By: Lisa Hayes
Recently, I often find myself looking in the mirror, wondering what my 25 year old self would think of the reflection staring back at me. I’m not sure why I pick 25. Frankly, that was a bad year for me. I was 25 when it first occurred to me my world was falling apart, and maybe it was because I wasn’t pretty enough to hold it together. I somehow believed that the integrity of the man I was married to was tied to my ability to be hot enough to keep his eyes and penis from wandering. And he was wandering, and I made that about me, when it was really all about him.
At 25 I thought I was heavy. I was in fact a waif, a whisper of a woman. I had a flat iron straight blonde bob. When I look at pictures of myself at that age, what jumps out of the images are piercing brown eyes that look like windows into a very turbulent soul. But I was thin. So, there was that. Not quite thin enough though.

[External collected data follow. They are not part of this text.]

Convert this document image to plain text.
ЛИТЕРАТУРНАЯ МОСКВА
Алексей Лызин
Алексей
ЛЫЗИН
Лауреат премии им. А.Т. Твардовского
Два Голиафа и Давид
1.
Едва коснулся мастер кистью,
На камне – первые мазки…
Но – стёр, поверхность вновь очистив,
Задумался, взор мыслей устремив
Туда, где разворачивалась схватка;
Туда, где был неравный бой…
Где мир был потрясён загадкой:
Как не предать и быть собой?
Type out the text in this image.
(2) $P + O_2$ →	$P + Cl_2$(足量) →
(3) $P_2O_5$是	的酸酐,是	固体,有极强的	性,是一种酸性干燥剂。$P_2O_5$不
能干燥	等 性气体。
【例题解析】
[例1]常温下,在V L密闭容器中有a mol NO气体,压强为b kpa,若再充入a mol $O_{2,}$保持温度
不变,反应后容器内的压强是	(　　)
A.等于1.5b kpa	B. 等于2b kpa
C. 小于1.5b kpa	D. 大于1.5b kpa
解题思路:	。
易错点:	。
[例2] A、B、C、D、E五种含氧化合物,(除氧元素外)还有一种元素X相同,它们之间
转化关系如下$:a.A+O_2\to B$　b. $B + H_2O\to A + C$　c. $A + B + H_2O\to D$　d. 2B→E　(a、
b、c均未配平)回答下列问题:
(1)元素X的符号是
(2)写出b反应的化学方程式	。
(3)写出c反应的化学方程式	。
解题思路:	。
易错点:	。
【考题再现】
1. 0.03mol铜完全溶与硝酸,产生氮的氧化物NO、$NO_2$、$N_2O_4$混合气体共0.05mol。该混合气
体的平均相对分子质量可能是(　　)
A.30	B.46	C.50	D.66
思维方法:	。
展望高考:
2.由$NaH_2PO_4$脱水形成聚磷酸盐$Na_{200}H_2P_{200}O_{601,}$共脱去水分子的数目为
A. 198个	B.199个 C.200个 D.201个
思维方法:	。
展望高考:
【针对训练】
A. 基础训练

The mirror image of myself today looks nothing at all like I imagined it would. I don’t look anything like I used to or like my mother did at this age. My hair has apparently morphed red, it’s curly, it’s long, loose, and wild. I am heavier than I ever than I ever thought possible when I weighed 119 lbs. I am curvy, in an hourglass way. I have D cup sized breasts that weren’t there when I was rail thin. My skin is porcelain and mostly smooth, but I’m beginning to see lines that look like a roadmap of my life through all my pain and joy. What’s most obvious when I look at myself now is I am happy. Happiness looks good on me. It’s way more effective than going under the knife. You can’t buy it in a bottle at any price.
There is a concept that beauty is skin deep and it fades. The pretty people of the world are ok with that. Skin deep is plenty deep enough to get dates or spouses, and promotions, and all the other perks that come with having a lovely exterior. Those women who don’t meet the commercial standard of “traditional” beauty fall back on “beautiful on the inside” as if on some level that makes them feel better, like a good person merit badge.
I am closer to 50 than 40. I know first hand how time changes the veneer. However, I can’t say I believe beauty is skin deep or that it fades. Why? Because at 25 I fit the bill. The right height, weight, proportions, with flawless skin, and a makeup bag the size of a suitcase, and you know what, I was not beautiful. Looking a certain way did not save my marriage or make me happy.
I believe beauty radiates from inside and oozes out. It does not fade, it evolves. A “pretty” girl with a soul that’s rotting can’t be truly beautiful. We all know that. However, the most giving, generous, loving woman on the planet, that hides from the world in insecurity about how people see her, isn’t beautiful either. I’m sorry, but it’s true.
A beautiful woman is a woman that owns herself and carries herself boldly. The inside and the outside cannot ever really be separate.
As a woman, at any age or any weight, I will not renounce my desire to be radiantly beautiful. Any woman who says it doesn’t matter to her is lying to herself. Beauty is a potion, it is power, it is a currency and it is truly possessed by all kinds of women who understand it’s not a finite resource only gifted to the young or thin.
I think my twenty five year old self would be mesmerized by what I see in the mirror today, at least I hope she would. I think she would be shocked to find my makeup suitcase is a snack sized baggie these days. I think she would wonder what the magic is, if I’m not painting on my smile everyday. For that matter, I think she would be relieved to see what a real smile looks like. I know I am, because it’s a beautiful thing. I guess I’m evolving.
What do you think it means to be a beautiful woman?